The Washington Group, www.explorersclubdc.org welcomes our new members: Mary Catherine Aime, Gordon Bare, Mary Louise Cleave, Leslie Cockburn, Kathie Olsen, Christine Drake, Ronald Ritter and Karen Tupek.
- Our January dinner meeting featured Phillip Lawyer Ph.D. who is an expert on infectious diseases. He discussed practical prevention and control that explorers can practice while working in the field.
- February’s speaker was Michael Mueller who explained the connection between King Kong and The Explorers Club. This story was featured in the winter 2005 Explorers Journal.
- The March luncheon presentation was given by Frank Power and entitled “Exploring the French & Indian War”. Over 30 members of our chapter were undeterred by the snow storm that complicated travel plans for many and used all their travel skills to attend this years ECAD in New York.
Members in the news included
- J. Craig Venter‘s work studying the microbial life of the worlds oceans and DNA collected from their cells. Caroline Baker who while caving with friends discovered an almost complete skull and associated parts of a Pleistocene Tapir.
- Robert Hyman recently coordinated the survey to formally identify and mark the highest naturally occurring elevation in Washington, D.C. This relative point survey used GPS technology to triangulate the highpoint located in Fort Reno Park for the first time.
- Bob Atwater and Robert Hyman represented The Explorers Club at the Boy Scouts, Order of The Arrow annual banquet. Robert was the featured speaker to 450 scouts on how they are the explorers of the future. Student member and Eagle Boy Scout James Calderwood Jr. was featured in The Washington Times and Washington Post newspapers for his accomplishment of earning all 122 merit badges available in scouting!
- ECWG Chairman Dr. Lee Talbot and his wife Marty Talbot carried flag # 109 on their successful Laotian 2007 Nam On-Annamite Expedition. They surveyed a previously unexplored mountainous region and documented 12 rare and endangered mammal species, a forest type new to Laos with 11 mostly new species of conifer trees and were responsible for the capture of four groups of illegal poachers!

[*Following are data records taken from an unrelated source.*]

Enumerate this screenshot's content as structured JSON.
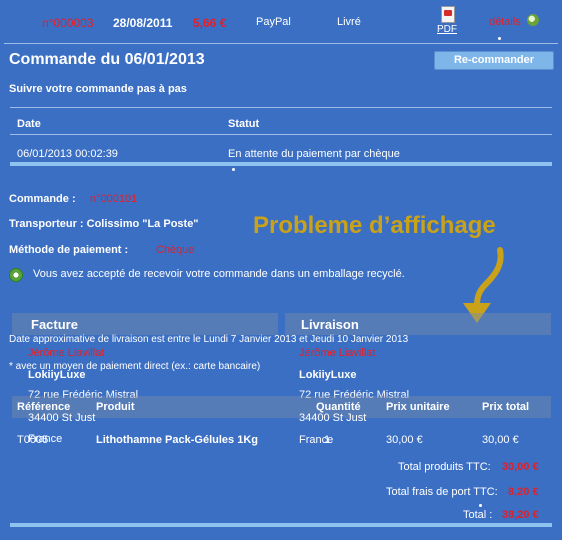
{
  "order_row": {
    "ref": "n°000003",
    "date": "28/08/2011",
    "amount": "5,66 €",
    "payment": "PayPal",
    "status": "Livré",
    "pdf_label": "PDF",
    "details_label": "détails"
  },
  "header": {
    "title": "Commande du 06/01/2013",
    "reorder_label": "Re-commander",
    "track_label": "Suivre votre commande pas à pas"
  },
  "status_table": {
    "columns": [
      "Date",
      "Statut"
    ],
    "rows": [
      {
        "date": "06/01/2013 00:02:39",
        "status": "En attente du paiement par chèque"
      }
    ]
  },
  "order_info": {
    "order_label": "Commande :",
    "order_value": "n°000101",
    "carrier_label": "Transporteur : Colissimo \"La Poste\"",
    "payment_label": "Méthode de paiement :",
    "payment_value": "Chèque",
    "recycle_note": "Vous avez accepté de recevoir votre commande dans un emballage recyclé."
  },
  "annotation": "Probleme d’affichage",
  "invoice": {
    "title": "Facture",
    "name": "Jérôme Liavillat",
    "company": "LokiiyLuxe",
    "street": "72 rue Frédéric Mistral",
    "city": "34400 St Just",
    "country": "France"
  },
  "delivery": {
    "title": "Livraison",
    "name": "Jérôme Liavillat",
    "company": "LokiiyLuxe",
    "street": "72 rue Frédéric Mistral",
    "city": "34400 St Just",
    "country": "France"
  },
  "overlap_text": {
    "delivery_date": "Date approximative de livraison est entre le Lundi 7 Janvier 2013 et Jeudi 10 Janvier 2013",
    "payment_note": "* avec un moyen de paiement direct (ex.: carte bancaire)"
  },
  "products": {
    "columns": [
      "Référence",
      "Produit",
      "Quantité",
      "Prix unitaire",
      "Prix total"
    ],
    "rows": [
      {
        "ref": "T0005",
        "product": "Lithothamne Pack-Gélules 1Kg",
        "qty": "1",
        "unit": "30,00 €",
        "total": "30,00 €"
      }
    ]
  },
  "totals": {
    "products_label": "Total produits TTC:",
    "products_value": "30,00 €",
    "shipping_label": "Total frais de port TTC:",
    "shipping_value": "8,20 €",
    "total_label": "Total :",
    "total_value": "38,20 €"
  },
  "colors": {
    "background": "#3b6fc4",
    "accent_red": "#e0202a",
    "annotation": "#c9a21a",
    "bar": "#8ec3f0"
  }
}
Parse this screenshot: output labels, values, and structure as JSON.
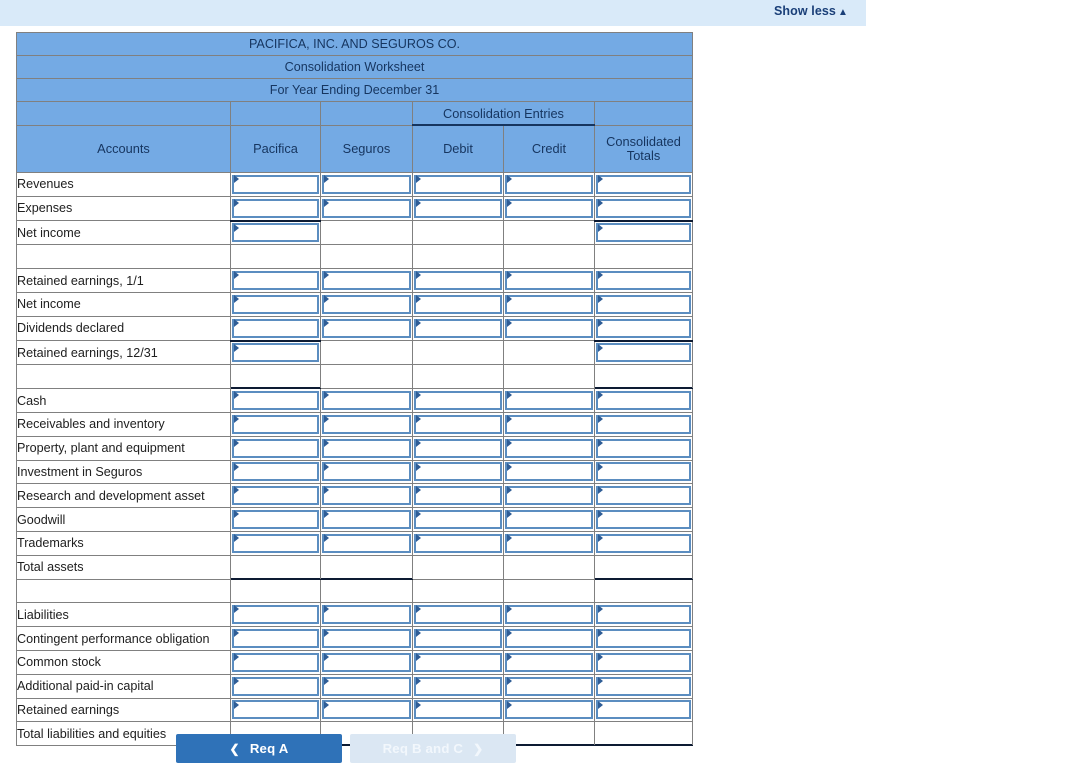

- Robert E. Hyman and his wife Deborah Atwood led the Honduran Emerald Conservation Expedition (HECE) with flag # 51. The Honduran Emerald hummingbird is the most critically endangered bird species in Central America. Their expedition used small aircraft to quickly indentify and collect GPS coordinates of the bird’s unique dry, thorn – forest habitat so that they could return in 4×4 vehicles and on foot to determine if the habitat could sustain this rapidly disappearing bird. The expedition was the first to conduct such reconnaissance flights in two valleys documenting previously unrecorded locations of habitat and finding the hummingbird in areas where it was previously unknown to exist. The team’s habitat data will be included in a Honduran ecosystem mapping project currently being conducted. Several species of plants new to Honduras were documented and one rare orchid was found by expedition botanist, Dr. Paul House.